VENDING MACHINES GET THE 2.0 TREATMENT
Due to COVID-19, vending machines may be making a comeback, but not the kind selling bottled water and snacks. The next generation of machines—those selling farm-fresh produce, fresh meats and more—have been around in small pockets for a while, but with social distancing in play, they are starting to become mainstream. Not only can these machines provide contactless transactions, but they are also accessible after traditional retailers close for the night. Additionally, restaurants are experimenting with fully automated options that feel like walking inside a giant vending machine. It will be interesting to watch this technology continue to evolve and disrupt traditional shopping patterns.

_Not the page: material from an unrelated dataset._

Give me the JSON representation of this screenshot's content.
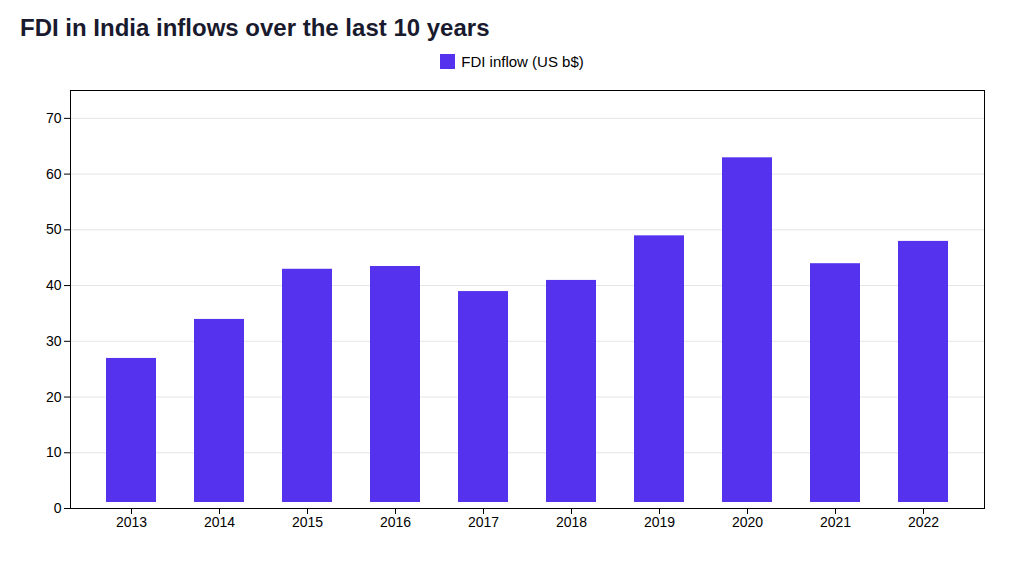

KEEP CALM, STAY AT HOME & SUBSCRIBE TO COFFEE
Over the last couple of months, the specialty coffee industry has seen a lot of disruption as folks stay at home and find alternative means for getting their morning cup of joe. As we previously covered, Starbucks is shifting to a digital-first/pickup model, and Panera Bread has paused its monthly $9 subscription fee to offer the service free of charge to existing members for the remainder of the summer. Consumers sheltering and working from home are “signing up in droves” for subscription delivery services from small regional roasters who are seeing major upticks in sales of their medium- and higher-tier products. Once normal routines return, it will be interesting to see if morning coffee drinkers revert to their former coffee consumption patterns or stick with these emerging models.
HOW GROCERY STORES ARE SHIFTING IN LIGHT OF THE PANDEMIC
Another COVID-19 aftereffect may be hitting grocery retail sooner rather than later as shoppers shift to online ordering and expect greater meal preparation options. Grocers will need to alter the layout of their stores to include bigger backrooms for picking and assembling orders, and even automation in voluminous online-ordering geographies; they will also need to think about high-volume drive-through pickups, including “lockers and automated pickup towers.” Dark kitchens will be needed to prepare meals that are table-ready when brought home. It’s a big shift that many grocers were already thinking about but has been put into high gear in recent months.